We are concerned about the level of strategic oversight DFID has over business engagement activities and the lack of clear targets for this portfolio. Our findings show that DFID needs to do more to translate its high level ambition into detailed operational plans with a clear focus on poverty reduction.

We examined DFID’s work with business at an early stage. They have clearly stated their intention to work more with business and there are great potential benefits for the poor from this collaboration. We are concerned, however, about how DFID will translate these goals into practical actions without more strategic oversight of business engagement activities and without concrete targets.

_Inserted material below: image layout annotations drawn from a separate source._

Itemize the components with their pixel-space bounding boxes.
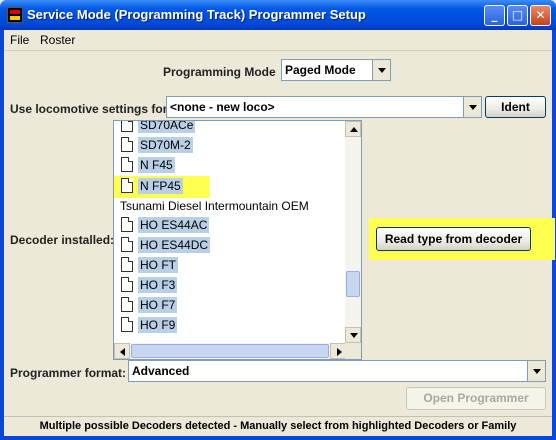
status-message: Multiple possible Decoders detected - Ma… — [39, 420, 517, 432]
decoder-tree[interactable]: SD70ACe SD70M-2 N F45 N FP45 Tsunami Die… — [113, 120, 362, 360]
scroll-left-icon[interactable] — [114, 343, 130, 359]
document-icon — [121, 157, 133, 172]
menu-roster[interactable]: Roster — [40, 33, 75, 47]
tree-row[interactable]: HO ES44DC — [114, 235, 346, 255]
menu-file[interactable]: File — [10, 33, 29, 47]
document-icon — [121, 257, 133, 272]
scroll-up-icon[interactable] — [345, 121, 361, 137]
minimize-button[interactable]: _ — [484, 5, 505, 26]
scroll-thumb[interactable] — [131, 344, 329, 358]
tree-row-label: N F45 — [138, 157, 175, 173]
window-title: Service Mode (Programming Track) Program… — [27, 7, 366, 22]
document-icon — [121, 237, 133, 252]
loco-settings-value: <none - new loco> — [170, 100, 275, 114]
programmer-format-value: Advanced — [132, 364, 190, 378]
app-icon — [7, 7, 23, 23]
document-icon — [121, 137, 133, 152]
tree-row[interactable]: HO F7 — [114, 295, 346, 315]
programming-mode-dropdown[interactable]: Paged Mode — [281, 59, 391, 81]
scroll-thumb[interactable] — [346, 271, 360, 297]
tree-row-label: HO F3 — [138, 277, 178, 293]
app-window: Service Mode (Programming Track) Program… — [0, 0, 556, 440]
programmer-format-dropdown[interactable]: Advanced — [128, 360, 546, 382]
tree-row-label: HO F7 — [138, 297, 178, 313]
chevron-down-icon[interactable] — [527, 361, 545, 381]
document-icon — [121, 121, 133, 132]
chevron-down-icon[interactable] — [463, 97, 481, 117]
tree-row[interactable]: SD70ACe — [114, 121, 346, 135]
open-programmer-button[interactable]: Open Programmer — [406, 387, 546, 410]
tree-group-row[interactable]: Tsunami Diesel Intermountain OEM — [114, 196, 346, 216]
tree-row-label: HO ES44DC — [138, 237, 211, 253]
chevron-down-icon[interactable] — [372, 60, 390, 80]
tree-row[interactable]: N FP45 — [114, 176, 346, 196]
client-area: File Roster Programming Mode Paged Mode … — [4, 30, 555, 436]
tree-row-label: SD70M-2 — [138, 137, 193, 153]
tree-row[interactable]: HO F9 — [114, 315, 346, 335]
tree-row[interactable]: HO ES44AC — [114, 215, 346, 235]
tree-row[interactable]: SD70M-2 — [114, 135, 346, 155]
loco-settings-dropdown[interactable]: <none - new loco> — [166, 96, 482, 118]
ident-button[interactable]: Ident — [485, 96, 546, 118]
vertical-scrollbar[interactable] — [345, 121, 361, 343]
title-bar[interactable]: Service Mode (Programming Track) Program… — [0, 0, 556, 30]
document-icon — [121, 217, 133, 232]
tree-row[interactable]: HO FT — [114, 255, 346, 275]
programming-mode-value: Paged Mode — [285, 63, 356, 77]
maximize-button[interactable]: □ — [507, 5, 528, 26]
document-icon — [121, 297, 133, 312]
document-icon — [121, 317, 133, 332]
scroll-down-icon[interactable] — [345, 327, 361, 343]
tree-row[interactable]: N F45 — [114, 155, 346, 175]
programming-mode-label: Programming Mode — [163, 65, 276, 79]
tree-row-label: SD70ACe — [138, 121, 196, 133]
close-button[interactable]: ✕ — [530, 5, 551, 26]
tree-row-label: HO ES44AC — [138, 217, 210, 233]
read-type-from-decoder-button[interactable]: Read type from decoder — [376, 227, 531, 251]
document-icon — [121, 277, 133, 292]
decoder-installed-label: Decoder installed: — [10, 233, 115, 247]
tree-row-label: HO F9 — [138, 317, 178, 333]
tree-row-label: N FP45 — [138, 178, 183, 194]
tree-group-label: Tsunami Diesel Intermountain OEM — [120, 199, 309, 213]
tree-row[interactable]: HO F3 — [114, 275, 346, 295]
loco-settings-label: Use locomotive settings for: — [10, 102, 172, 116]
menu-bar: File Roster — [4, 30, 552, 51]
programmer-format-label: Programmer format: — [10, 366, 127, 380]
document-icon — [121, 178, 133, 193]
status-bar: Multiple possible Decoders detected - Ma… — [4, 416, 552, 436]
scroll-corner — [345, 343, 361, 359]
horizontal-scrollbar[interactable] — [114, 343, 346, 359]
scroll-right-icon[interactable] — [330, 343, 346, 359]
tree-row-label: HO FT — [138, 257, 178, 273]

Our recommendations address these issues and, if taken forward, we expect to see increased benefit for people living in poverty.

As a result of our findings, we have given a rating of Amber-Red.


Recommendation 1: DFID should translate its high level strategies for business engagement into detailed operational plans which provide specific guidance on business engagement with a focus on the poor.

Recommendation 2: DFID should ensure better linkages between centrally-managed programmes and country offices for business in development, including Loans, Equities and Guarantees (LEG).

Recommendation 3: DFID should pull together, synthesise and disseminate management information across all departments, including for LEG, to improve management and ensure learning is captured and used to improve performance.

Recommendation 4: DFID should add suitably experienced members to its Investment Committee to enable sufficient strategic oversight of all components of its LEG portfolio.

Recommendation 5: DFID should reassess how it appraises, monitors and evaluates its engagements with business to ensure fitness for purpose and a sharper focus on the poor.